Corbario's face relaxed a little, and he laughed harshly.

"That is utterly absurd!" he answered. "No swimmer that ever lived could have got to her, nor any boat either! There was a terrific surf on the bar."

"Of course not," assented Maddalena. "But you saw the ship, too?"

"Yes. Aurora was looking at her when I reached the gap. That is why I noticed the vessel," Corbario added, as if by an afterthought. "She was a Sicilian brigantine, and was carrying hardly any sail. If the gale had lasted she would probably have been driven ashore. Her only chance would have been to drop anchor."

"You know all about ships and the sea, don't you?" asked Maddalena, with a very little curiosity, but without any particular intention.

"Oh, no!" cried Corbario, as if he were protesting against something. "I have made several long voyages, and I have a knack of remembering the names of things, nothing more."
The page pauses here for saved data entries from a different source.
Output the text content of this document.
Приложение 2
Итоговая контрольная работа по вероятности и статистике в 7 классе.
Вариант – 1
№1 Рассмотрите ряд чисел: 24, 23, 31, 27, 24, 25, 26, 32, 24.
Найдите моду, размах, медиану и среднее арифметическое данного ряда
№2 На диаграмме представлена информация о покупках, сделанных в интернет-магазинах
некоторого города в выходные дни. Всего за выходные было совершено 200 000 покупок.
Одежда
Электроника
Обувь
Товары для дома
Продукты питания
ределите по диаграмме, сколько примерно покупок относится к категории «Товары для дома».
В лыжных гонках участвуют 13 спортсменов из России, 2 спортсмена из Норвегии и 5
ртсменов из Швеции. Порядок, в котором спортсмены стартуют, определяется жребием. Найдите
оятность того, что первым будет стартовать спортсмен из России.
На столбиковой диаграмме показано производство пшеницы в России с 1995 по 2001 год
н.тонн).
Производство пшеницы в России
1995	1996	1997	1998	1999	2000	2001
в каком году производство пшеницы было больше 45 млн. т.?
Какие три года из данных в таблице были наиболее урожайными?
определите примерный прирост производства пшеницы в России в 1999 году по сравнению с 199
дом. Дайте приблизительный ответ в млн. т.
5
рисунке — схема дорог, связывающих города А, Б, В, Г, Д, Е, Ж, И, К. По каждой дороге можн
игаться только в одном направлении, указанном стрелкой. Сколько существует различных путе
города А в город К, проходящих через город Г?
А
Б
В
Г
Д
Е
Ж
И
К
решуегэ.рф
"I did not mean to suggest that you had been a sailor," Maddalena answered.

"What an idea! I, a sailor!"

He seemed vaguely amused at the idea. The Contessa took leave of him, after giving him her address in the north of Italy, and begging him to write if he found any clue to Marcello's disappearance. He promised this, and they parted, not expecting to meet again until the autumn.

In a few days they had left Rome for different destinations. The little apartment near the Forum of Trajan where the Contessa and her daughter lived was shut up, and at the great villa on the Janiculum the solemn porter put off his mourning livery and dressed himself in brown linen, and smoked endless pipes within the closed gates when it was not too hot to be out of doors. The horses were turned out to grass, and the coachman and grooms departed to the country. The servants opened the windows in the early morning, shut them at ten o'clock against the heat, and dozed the rest of the time, or went down into the city to gossip with their friends in the afternoon. It was high summer, and Rome went to sleep.